In a small gallery on the Lower East Side, three gallons of artificial breast milk pumped through tubes coiled and scattered across the concrete floor accompanied by a low mechanical whirring. The exhibition, Ecologies of Care from the studio and life of artist Ani Liu, greeted visitors with the trappings of motherhood in action: glass vials filled with breast milk, baby formula, and diaper remnants, meant to illustrate in real time the constant labor required to properly care for a newborn. And in the center of it all—of the imprints of a hardworking new mom and her machines—stood a gently glowing platform on which a curious glass-like object sat.

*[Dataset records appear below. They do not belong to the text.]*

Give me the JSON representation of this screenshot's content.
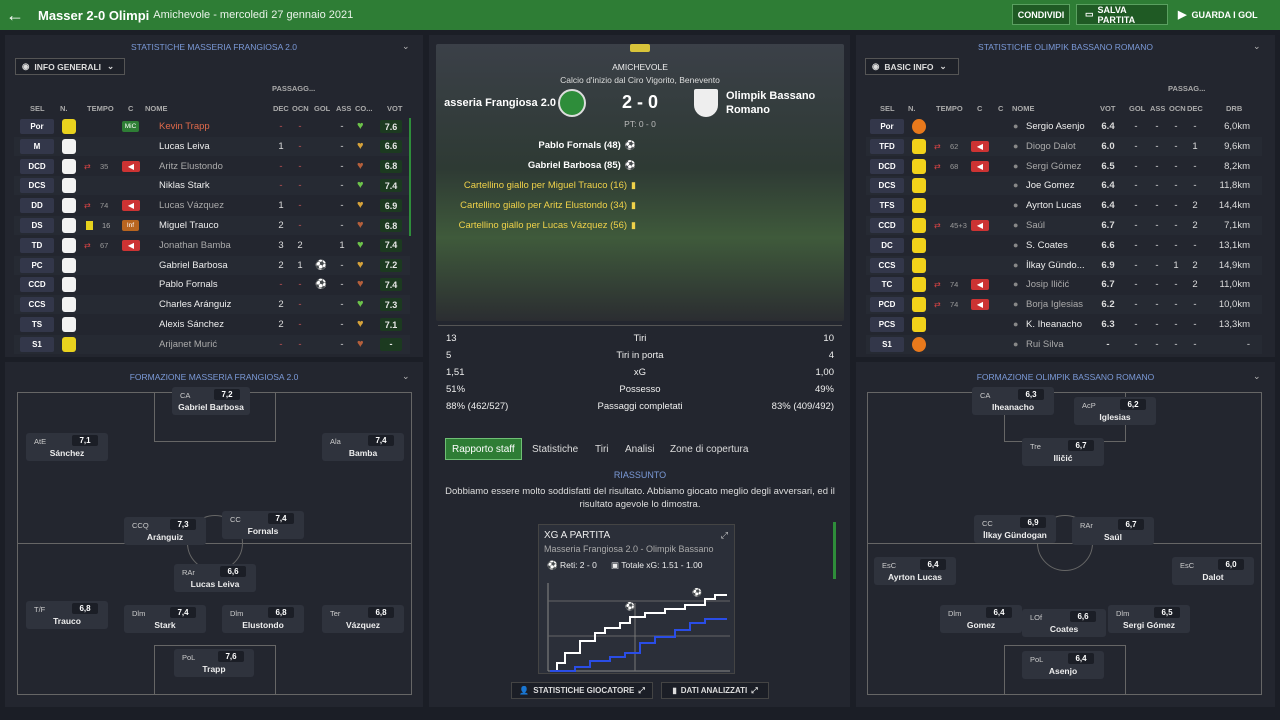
{
  "header": {
    "title": "Masser 2-0 Olimpi",
    "subtitle": "Amichevole - mercoledì 27 gennaio 2021",
    "share": "CONDIVIDI",
    "save": "SALVA PARTITA",
    "watch": "GUARDA I GOL"
  },
  "left": {
    "stats_title": "STATISTICHE MASSERIA FRANGIOSA 2.0",
    "dropdown": "INFO GENERALI",
    "group_header": "PASSAGG...",
    "columns": [
      "SEL",
      "N.",
      "TEMPO",
      "C",
      "NOME",
      "DEC",
      "OCN",
      "GOL",
      "ASS",
      "CO...",
      "VOT"
    ],
    "rows": [
      {
        "pos": "Por",
        "name": "Kevin Trapp",
        "dec": "-",
        "ocn": "-",
        "gol": "",
        "ass": "-",
        "vot": "7.6",
        "kit": "yellow",
        "badge": "MiC",
        "tempo": "",
        "num": "",
        "red": false
      },
      {
        "pos": "M",
        "name": "Lucas Leiva",
        "dec": "1",
        "ocn": "-",
        "gol": "",
        "ass": "-",
        "vot": "6.6",
        "kit": "green",
        "badge": "",
        "tempo": "",
        "num": "",
        "red": false
      },
      {
        "pos": "DCD",
        "name": "Aritz Elustondo",
        "dec": "-",
        "ocn": "-",
        "gol": "",
        "ass": "-",
        "vot": "6.8",
        "kit": "green",
        "badge": "",
        "tempo": "35",
        "num": "",
        "red": true
      },
      {
        "pos": "DCS",
        "name": "Niklas Stark",
        "dec": "-",
        "ocn": "-",
        "gol": "",
        "ass": "-",
        "vot": "7.4",
        "kit": "green",
        "badge": "",
        "tempo": "",
        "num": "",
        "red": false
      },
      {
        "pos": "DD",
        "name": "Lucas Vázquez",
        "dec": "1",
        "ocn": "-",
        "gol": "",
        "ass": "-",
        "vot": "6.9",
        "kit": "green",
        "badge": "",
        "tempo": "74",
        "num": "",
        "red": true
      },
      {
        "pos": "DS",
        "name": "Miguel Trauco",
        "dec": "2",
        "ocn": "-",
        "gol": "",
        "ass": "-",
        "vot": "6.8",
        "kit": "green",
        "badge": "Inf",
        "tempo": "",
        "num": "16",
        "red": false
      },
      {
        "pos": "TD",
        "name": "Jonathan Bamba",
        "dec": "3",
        "ocn": "2",
        "gol": "",
        "ass": "1",
        "vot": "7.4",
        "kit": "green",
        "badge": "",
        "tempo": "67",
        "num": "",
        "red": true
      },
      {
        "pos": "PC",
        "name": "Gabriel Barbosa",
        "dec": "2",
        "ocn": "1",
        "gol": "⚽",
        "ass": "-",
        "vot": "7.2",
        "kit": "green",
        "badge": "",
        "tempo": "",
        "num": "",
        "red": false
      },
      {
        "pos": "CCD",
        "name": "Pablo Fornals",
        "dec": "-",
        "ocn": "-",
        "gol": "⚽",
        "ass": "-",
        "vot": "7.4",
        "kit": "green",
        "badge": "",
        "tempo": "",
        "num": "",
        "red": false
      },
      {
        "pos": "CCS",
        "name": "Charles Aránguiz",
        "dec": "2",
        "ocn": "-",
        "gol": "",
        "ass": "-",
        "vot": "7.3",
        "kit": "green",
        "badge": "",
        "tempo": "",
        "num": "",
        "red": false
      },
      {
        "pos": "TS",
        "name": "Alexis Sánchez",
        "dec": "2",
        "ocn": "-",
        "gol": "",
        "ass": "-",
        "vot": "7.1",
        "kit": "green",
        "badge": "",
        "tempo": "",
        "num": "",
        "red": false
      },
      {
        "pos": "S1",
        "name": "Arijanet Murić",
        "dec": "-",
        "ocn": "-",
        "gol": "",
        "ass": "-",
        "vot": "-",
        "kit": "yellow",
        "badge": "",
        "tempo": "",
        "num": "",
        "red": false
      }
    ],
    "formation_title": "FORMAZIONE MASSERIA FRANGIOSA 2.0",
    "formation": [
      {
        "pos": "CA",
        "rat": "7,2",
        "name": "Gabriel Barbosa"
      },
      {
        "pos": "AtE",
        "rat": "7,1",
        "name": "Sánchez"
      },
      {
        "pos": "Ala",
        "rat": "7,4",
        "name": "Bamba"
      },
      {
        "pos": "CCQ",
        "rat": "7,3",
        "name": "Aránguiz"
      },
      {
        "pos": "CC",
        "rat": "7,4",
        "name": "Fornals"
      },
      {
        "pos": "RAr",
        "rat": "6,6",
        "name": "Lucas Leiva"
      },
      {
        "pos": "T/F",
        "rat": "6,8",
        "name": "Trauco"
      },
      {
        "pos": "Dlm",
        "rat": "7,4",
        "name": "Stark"
      },
      {
        "pos": "Dlm",
        "rat": "6,8",
        "name": "Elustondo"
      },
      {
        "pos": "Ter",
        "rat": "6,8",
        "name": "Vázquez"
      },
      {
        "pos": "PoL",
        "rat": "7,6",
        "name": "Trapp"
      }
    ]
  },
  "center": {
    "competition": "AMICHEVOLE",
    "kickoff": "Calcio d'inizio dal Ciro Vigorito, Benevento",
    "home": "asseria Frangiosa 2.0",
    "away_line1": "Olimpik Bassano",
    "away_line2": "Romano",
    "score": "2 - 0",
    "pt": "PT: 0 - 0",
    "events": [
      "Pablo Fornals (48)",
      "Gabriel Barbosa (85)",
      "Cartellino giallo per Miguel Trauco (16)",
      "Cartellino giallo per Aritz Elustondo (34)",
      "Cartellino giallo per Lucas Vázquez (56)"
    ],
    "stats": [
      {
        "l": "13",
        "label": "Tiri",
        "r": "10"
      },
      {
        "l": "5",
        "label": "Tiri in porta",
        "r": "4"
      },
      {
        "l": "1,51",
        "label": "xG",
        "r": "1,00"
      },
      {
        "l": "51%",
        "label": "Possesso",
        "r": "49%"
      },
      {
        "l": "88% (462/527)",
        "label": "Passaggi completati",
        "r": "83% (409/492)"
      }
    ],
    "tabs": [
      "Rapporto staff",
      "Statistiche",
      "Tiri",
      "Analisi",
      "Zone di copertura"
    ],
    "summary_title": "RIASSUNTO",
    "summary_text": "Dobbiamo essere molto soddisfatti del risultato. Abbiamo giocato meglio degli avversari, ed il risultato agevole lo dimostra.",
    "xg_title": "XG A PARTITA",
    "xg_sub": "Masseria Frangiosa 2.0 - Olimpik Bassano",
    "xg_goals": "Reti: 2 - 0",
    "xg_total": "Totale xG: 1.51 - 1.00",
    "btn_players": "STATISTICHE GIOCATORE",
    "btn_data": "DATI ANALIZZATI"
  },
  "right": {
    "stats_title": "STATISTICHE OLIMPIK BASSANO ROMANO",
    "dropdown": "BASIC INFO",
    "group_header": "PASSAG...",
    "columns": [
      "SEL",
      "N.",
      "TEMPO",
      "C",
      "C",
      "NOME",
      "VOT",
      "GOL",
      "ASS",
      "OCN",
      "DEC",
      "DRB"
    ],
    "rows": [
      {
        "pos": "Por",
        "name": "Sergio Asenjo",
        "vot": "6.4",
        "gol": "-",
        "ass": "-",
        "ocn": "-",
        "dec": "-",
        "drb": "6,0km",
        "kit": "orange",
        "tempo": "",
        "red": false
      },
      {
        "pos": "TFD",
        "name": "Diogo Dalot",
        "vot": "6.0",
        "gol": "-",
        "ass": "-",
        "ocn": "-",
        "dec": "1",
        "drb": "9,6km",
        "kit": "blue",
        "tempo": "62",
        "red": true
      },
      {
        "pos": "DCD",
        "name": "Sergi Gómez",
        "vot": "6.5",
        "gol": "-",
        "ass": "-",
        "ocn": "-",
        "dec": "-",
        "drb": "8,2km",
        "kit": "blue",
        "tempo": "68",
        "red": true
      },
      {
        "pos": "DCS",
        "name": "Joe Gomez",
        "vot": "6.4",
        "gol": "-",
        "ass": "-",
        "ocn": "-",
        "dec": "-",
        "drb": "11,8km",
        "kit": "blue",
        "tempo": "",
        "red": false
      },
      {
        "pos": "TFS",
        "name": "Ayrton Lucas",
        "vot": "6.4",
        "gol": "-",
        "ass": "-",
        "ocn": "-",
        "dec": "2",
        "drb": "14,4km",
        "kit": "blue",
        "tempo": "",
        "red": false
      },
      {
        "pos": "CCD",
        "name": "Saúl",
        "vot": "6.7",
        "gol": "-",
        "ass": "-",
        "ocn": "-",
        "dec": "2",
        "drb": "7,1km",
        "kit": "blue",
        "tempo": "45+3",
        "red": true
      },
      {
        "pos": "DC",
        "name": "S. Coates",
        "vot": "6.6",
        "gol": "-",
        "ass": "-",
        "ocn": "-",
        "dec": "-",
        "drb": "13,1km",
        "kit": "blue",
        "tempo": "",
        "red": false
      },
      {
        "pos": "CCS",
        "name": "İlkay Gündo...",
        "vot": "6.9",
        "gol": "-",
        "ass": "-",
        "ocn": "1",
        "dec": "2",
        "drb": "14,9km",
        "kit": "blue",
        "tempo": "",
        "red": false
      },
      {
        "pos": "TC",
        "name": "Josip Iličić",
        "vot": "6.7",
        "gol": "-",
        "ass": "-",
        "ocn": "-",
        "dec": "2",
        "drb": "11,0km",
        "kit": "blue",
        "tempo": "74",
        "red": true
      },
      {
        "pos": "PCD",
        "name": "Borja Iglesias",
        "vot": "6.2",
        "gol": "-",
        "ass": "-",
        "ocn": "-",
        "dec": "-",
        "drb": "10,0km",
        "kit": "blue",
        "tempo": "74",
        "red": true
      },
      {
        "pos": "PCS",
        "name": "K. Iheanacho",
        "vot": "6.3",
        "gol": "-",
        "ass": "-",
        "ocn": "-",
        "dec": "-",
        "drb": "13,3km",
        "kit": "blue",
        "tempo": "",
        "red": false
      },
      {
        "pos": "S1",
        "name": "Rui Silva",
        "vot": "-",
        "gol": "-",
        "ass": "-",
        "ocn": "-",
        "dec": "-",
        "drb": "-",
        "kit": "orange",
        "tempo": "",
        "red": false
      }
    ],
    "formation_title": "FORMAZIONE OLIMPIK BASSANO ROMANO",
    "formation": [
      {
        "pos": "CA",
        "rat": "6,3",
        "name": "Iheanacho"
      },
      {
        "pos": "AcP",
        "rat": "6,2",
        "name": "Iglesias"
      },
      {
        "pos": "Tre",
        "rat": "6,7",
        "name": "Iličić"
      },
      {
        "pos": "CC",
        "rat": "6,9",
        "name": "İlkay Gündogan"
      },
      {
        "pos": "RAr",
        "rat": "6,7",
        "name": "Saúl"
      },
      {
        "pos": "EsC",
        "rat": "6,4",
        "name": "Ayrton Lucas"
      },
      {
        "pos": "EsC",
        "rat": "6,0",
        "name": "Dalot"
      },
      {
        "pos": "Dlm",
        "rat": "6,4",
        "name": "Gomez"
      },
      {
        "pos": "LOf",
        "rat": "6,6",
        "name": "Coates"
      },
      {
        "pos": "Dlm",
        "rat": "6,5",
        "name": "Sergi Gómez"
      },
      {
        "pos": "PoL",
        "rat": "6,4",
        "name": "Asenjo"
      }
    ]
  }
}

If you’ve ever taken an anatomy class, you may be familiar with what a pig uterus looks like (I will never forget my AP biology teacher’s startled scream as she discovered one floating in a bucket of formaldehyde she forgot she had). The uterus is long and sprawling, and each pig fetus inhabits an individual compartment, stacked along a two-tailed tract. I found myself once again greeted by its undulating form many years after holding one in AP biology. Because on that glowing platform in that small gallery on the Lower East Side sat a precise replica, 3D-printed in a glassy resin, incubating growing pig and human fetuses in chambers side-by-side. That’s right. Pig AND human fetuses. Together.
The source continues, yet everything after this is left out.